Objectif 2030 : L'ANA veut produire 20 000 tonnes de poisson et créer 26 000 emplois



L’Agence nationale de l’aquaculture (ANA) a dévoilé ce mardi à Dakar son Plan stratégique de développement (PSD) 2026-2030, une feuille de route ambitieuse visant à transformer radicalement le secteur. Doté d'un portefeuille de 36,5 milliards de francs CFA, ce plan se donne pour objectifs de produire 20 000 tonnes de poisson par an à l’horizon 2030 (contre 3 049 tonnes en 2025) et de générer 26 000 emplois. Pour atteindre ces chiffres, le directeur général de l'ANA, Samba Ka, mise sur un recours massif aux partenariats public-privé (PPP), l'État se concentrant désormais sur l'encadrement technique et la planification plutôt que sur la production.

 

L'urgence de cette stratégie est dictée par la pression croissante sur les ressources halieutiques. Le Sénégal, dont les captures annuelles stagnent autour de 400 000 tonnes, doit impérativement développer des solutions alternatives à la pêche de capture pour assurer sa souveraineté alimentaire.
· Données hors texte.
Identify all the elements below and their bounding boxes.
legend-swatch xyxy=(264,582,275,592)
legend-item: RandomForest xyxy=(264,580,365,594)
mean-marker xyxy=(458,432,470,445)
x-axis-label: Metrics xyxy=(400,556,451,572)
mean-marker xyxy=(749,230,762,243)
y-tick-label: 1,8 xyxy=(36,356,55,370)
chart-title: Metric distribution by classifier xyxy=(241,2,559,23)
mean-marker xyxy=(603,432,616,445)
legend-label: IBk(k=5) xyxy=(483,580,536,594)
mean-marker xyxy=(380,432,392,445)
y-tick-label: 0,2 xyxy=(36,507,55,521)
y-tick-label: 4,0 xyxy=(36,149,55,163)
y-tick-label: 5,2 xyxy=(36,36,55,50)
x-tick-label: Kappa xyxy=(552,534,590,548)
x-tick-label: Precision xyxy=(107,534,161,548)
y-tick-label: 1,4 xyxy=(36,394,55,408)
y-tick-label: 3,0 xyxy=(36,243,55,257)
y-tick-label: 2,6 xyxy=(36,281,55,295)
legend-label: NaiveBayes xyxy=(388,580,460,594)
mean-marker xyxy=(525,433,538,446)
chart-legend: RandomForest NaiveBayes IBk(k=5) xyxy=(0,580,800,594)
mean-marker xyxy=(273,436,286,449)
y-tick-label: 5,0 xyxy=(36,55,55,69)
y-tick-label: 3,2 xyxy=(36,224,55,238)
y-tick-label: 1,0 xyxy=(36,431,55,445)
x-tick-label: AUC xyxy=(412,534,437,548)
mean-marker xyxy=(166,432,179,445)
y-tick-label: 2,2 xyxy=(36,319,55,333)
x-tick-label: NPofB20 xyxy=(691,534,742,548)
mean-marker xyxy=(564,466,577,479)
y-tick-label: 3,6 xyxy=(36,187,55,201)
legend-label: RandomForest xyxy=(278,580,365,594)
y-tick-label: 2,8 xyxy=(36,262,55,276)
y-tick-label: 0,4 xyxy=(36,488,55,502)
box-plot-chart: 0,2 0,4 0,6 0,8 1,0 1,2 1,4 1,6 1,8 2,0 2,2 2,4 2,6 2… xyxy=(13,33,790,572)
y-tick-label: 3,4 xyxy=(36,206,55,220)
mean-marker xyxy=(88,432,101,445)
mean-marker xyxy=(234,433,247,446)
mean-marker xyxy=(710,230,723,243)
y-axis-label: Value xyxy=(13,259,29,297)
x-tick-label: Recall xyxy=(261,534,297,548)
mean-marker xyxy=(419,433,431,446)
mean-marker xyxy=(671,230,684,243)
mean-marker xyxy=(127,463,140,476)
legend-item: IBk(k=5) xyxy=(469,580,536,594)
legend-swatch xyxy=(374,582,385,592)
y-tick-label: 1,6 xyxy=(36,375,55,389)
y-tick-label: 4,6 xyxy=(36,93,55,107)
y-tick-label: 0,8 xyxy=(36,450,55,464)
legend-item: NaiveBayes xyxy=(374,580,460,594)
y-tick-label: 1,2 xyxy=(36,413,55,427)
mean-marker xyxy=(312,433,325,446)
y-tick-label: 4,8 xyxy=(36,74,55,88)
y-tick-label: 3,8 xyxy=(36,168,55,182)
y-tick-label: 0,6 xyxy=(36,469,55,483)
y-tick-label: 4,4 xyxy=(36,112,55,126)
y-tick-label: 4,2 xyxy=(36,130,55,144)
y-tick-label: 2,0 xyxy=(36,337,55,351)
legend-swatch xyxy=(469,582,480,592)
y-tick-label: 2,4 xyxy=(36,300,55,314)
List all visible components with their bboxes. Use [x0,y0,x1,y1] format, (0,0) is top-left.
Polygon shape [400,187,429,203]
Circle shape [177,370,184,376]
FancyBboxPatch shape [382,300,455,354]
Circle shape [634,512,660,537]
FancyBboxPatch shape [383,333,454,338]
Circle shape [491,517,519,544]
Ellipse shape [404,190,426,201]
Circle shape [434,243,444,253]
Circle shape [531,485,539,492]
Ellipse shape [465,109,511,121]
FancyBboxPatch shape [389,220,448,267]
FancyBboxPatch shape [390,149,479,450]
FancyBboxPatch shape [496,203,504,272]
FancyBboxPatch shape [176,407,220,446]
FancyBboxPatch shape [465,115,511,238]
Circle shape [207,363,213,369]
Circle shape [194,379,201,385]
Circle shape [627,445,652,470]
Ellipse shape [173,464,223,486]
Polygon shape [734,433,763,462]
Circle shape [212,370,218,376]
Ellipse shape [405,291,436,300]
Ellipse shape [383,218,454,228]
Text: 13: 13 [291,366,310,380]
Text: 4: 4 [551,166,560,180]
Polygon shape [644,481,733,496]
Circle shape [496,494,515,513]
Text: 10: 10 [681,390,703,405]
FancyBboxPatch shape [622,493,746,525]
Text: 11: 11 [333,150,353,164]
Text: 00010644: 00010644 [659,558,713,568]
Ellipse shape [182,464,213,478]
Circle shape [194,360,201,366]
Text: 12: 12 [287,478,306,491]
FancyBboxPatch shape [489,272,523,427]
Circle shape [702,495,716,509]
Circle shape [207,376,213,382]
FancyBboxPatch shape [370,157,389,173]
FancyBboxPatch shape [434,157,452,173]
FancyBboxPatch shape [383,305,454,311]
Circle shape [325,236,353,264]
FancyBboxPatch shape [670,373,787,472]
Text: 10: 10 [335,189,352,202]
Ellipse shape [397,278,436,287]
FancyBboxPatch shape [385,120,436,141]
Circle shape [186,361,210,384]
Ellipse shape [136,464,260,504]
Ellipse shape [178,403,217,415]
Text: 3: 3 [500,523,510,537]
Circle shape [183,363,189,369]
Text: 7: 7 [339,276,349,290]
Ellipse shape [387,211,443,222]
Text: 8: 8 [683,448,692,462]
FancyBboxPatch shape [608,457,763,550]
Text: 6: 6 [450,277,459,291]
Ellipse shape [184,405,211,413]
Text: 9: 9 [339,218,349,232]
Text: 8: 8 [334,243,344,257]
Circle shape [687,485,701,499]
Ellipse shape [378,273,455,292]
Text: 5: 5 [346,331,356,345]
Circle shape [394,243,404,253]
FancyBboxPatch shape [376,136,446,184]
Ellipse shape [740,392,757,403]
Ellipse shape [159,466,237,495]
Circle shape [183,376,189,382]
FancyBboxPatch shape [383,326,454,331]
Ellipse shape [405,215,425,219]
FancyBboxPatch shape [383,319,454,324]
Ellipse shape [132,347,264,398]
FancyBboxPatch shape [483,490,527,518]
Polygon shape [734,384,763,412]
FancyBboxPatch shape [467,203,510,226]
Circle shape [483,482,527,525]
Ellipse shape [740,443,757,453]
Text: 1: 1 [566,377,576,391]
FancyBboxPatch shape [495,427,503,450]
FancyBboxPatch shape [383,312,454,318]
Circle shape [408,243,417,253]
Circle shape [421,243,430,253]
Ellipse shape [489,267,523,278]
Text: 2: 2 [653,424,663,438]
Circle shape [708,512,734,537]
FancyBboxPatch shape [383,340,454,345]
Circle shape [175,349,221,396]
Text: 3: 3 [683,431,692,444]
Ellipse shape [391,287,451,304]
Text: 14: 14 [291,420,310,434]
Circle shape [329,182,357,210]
Selon Mamadou Abibou Diagne, secrétaire général du ministère des Pêches et de l’Économie maritime, il s'agit de « reconstruire l’économie aquacole » en sécurisant les investissements privés pour faire de la filière un secteur rentable et durable.

 

Le succès de ce plan reposera sur la résolution de maillons critiques, au premier rang desquels figure l'alimentation des espèces aquacoles. Le ministère des Pêches a insisté sur la nécessité d'investissements massifs dans la recherche, l'amélioration des souches, les infrastructures et la santé animale. En facilitant l'accès aux capitaux et en garantissant la cohérence de l'activité, l'ANA espère ainsi faire basculer l'aquaculture sénégalaise dans une ère industrielle capable de répondre aux défis alimentaires et climatiques du pays.